Epinephrine-induced mechanical hyperalgesia is mediated by a G_i/o-protein and Ras. The mean ± SE baseline threshold before drug administration was 108.0 ± 0.5 gm (n = 162). A, Rats were treated intradermally with epinephrine (Epi; 100 ng;n = 12), pertussis toxin (PTX; 1 μg; n = 6), or pertussis toxin plus epinephrine (PTX/Epi; n = 8). B, Rats were treated intradermally with epinephrine (Epi; 100 ng; n = 12), perillic acid (PER; 1 μg; n = 6), or perillic acid plus epinephrine (PER/Epi; n = 8). C, Rats were treated intradermally with epinephrine (Epi; 100 ng; n = 12), farnesyltransferase inhibitor I (FT; 1 μg; n = 6), or farnesyltransferase inhibitor I plus epinephrine (FT/Epi; n = 8). *p < 0.05 by one-way ANOVA and Newman–Keuls test.

Fig. 5.

Pertussis toxin (PTX) and farnesyltransferase inhibitor I (FT) inhibit epinephrine-induced ERK1/2 phosphorylation in DRG cultures.
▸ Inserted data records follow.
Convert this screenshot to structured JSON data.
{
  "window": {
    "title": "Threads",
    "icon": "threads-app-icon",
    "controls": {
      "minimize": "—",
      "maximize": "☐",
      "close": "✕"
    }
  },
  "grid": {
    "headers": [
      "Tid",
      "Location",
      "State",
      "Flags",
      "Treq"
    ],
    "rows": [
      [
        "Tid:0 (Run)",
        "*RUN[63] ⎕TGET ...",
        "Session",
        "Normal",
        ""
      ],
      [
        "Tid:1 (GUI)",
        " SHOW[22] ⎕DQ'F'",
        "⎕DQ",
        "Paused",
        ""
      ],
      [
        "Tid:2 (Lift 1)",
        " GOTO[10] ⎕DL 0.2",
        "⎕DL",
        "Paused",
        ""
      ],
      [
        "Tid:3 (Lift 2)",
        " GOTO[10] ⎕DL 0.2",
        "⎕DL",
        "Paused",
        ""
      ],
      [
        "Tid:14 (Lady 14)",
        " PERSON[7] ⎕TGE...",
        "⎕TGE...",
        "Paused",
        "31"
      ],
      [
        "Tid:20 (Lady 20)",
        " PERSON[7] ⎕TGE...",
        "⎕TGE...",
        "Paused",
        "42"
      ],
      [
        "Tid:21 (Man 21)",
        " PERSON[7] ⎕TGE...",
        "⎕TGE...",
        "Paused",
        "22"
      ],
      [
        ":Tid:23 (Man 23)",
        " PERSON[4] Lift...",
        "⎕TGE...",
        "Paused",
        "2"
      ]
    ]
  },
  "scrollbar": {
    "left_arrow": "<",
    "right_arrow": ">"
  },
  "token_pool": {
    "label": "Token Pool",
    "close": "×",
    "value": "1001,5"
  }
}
DRG cultures were treated with 100 nm pertussis toxin or 1 μm FTase I for 16 hr and then with or without 1 μm epinephrine (Epi) as indicated. Data are mean ± SE values from five to eight experiments. *p < 0.05 compared with phospho-ERK1 in epinephrine-treated cells; **p < 0.05 compared with phospho-ERK2 measured in epinephrine-treated cells (one-way ANOVA and Newman–Keuls test).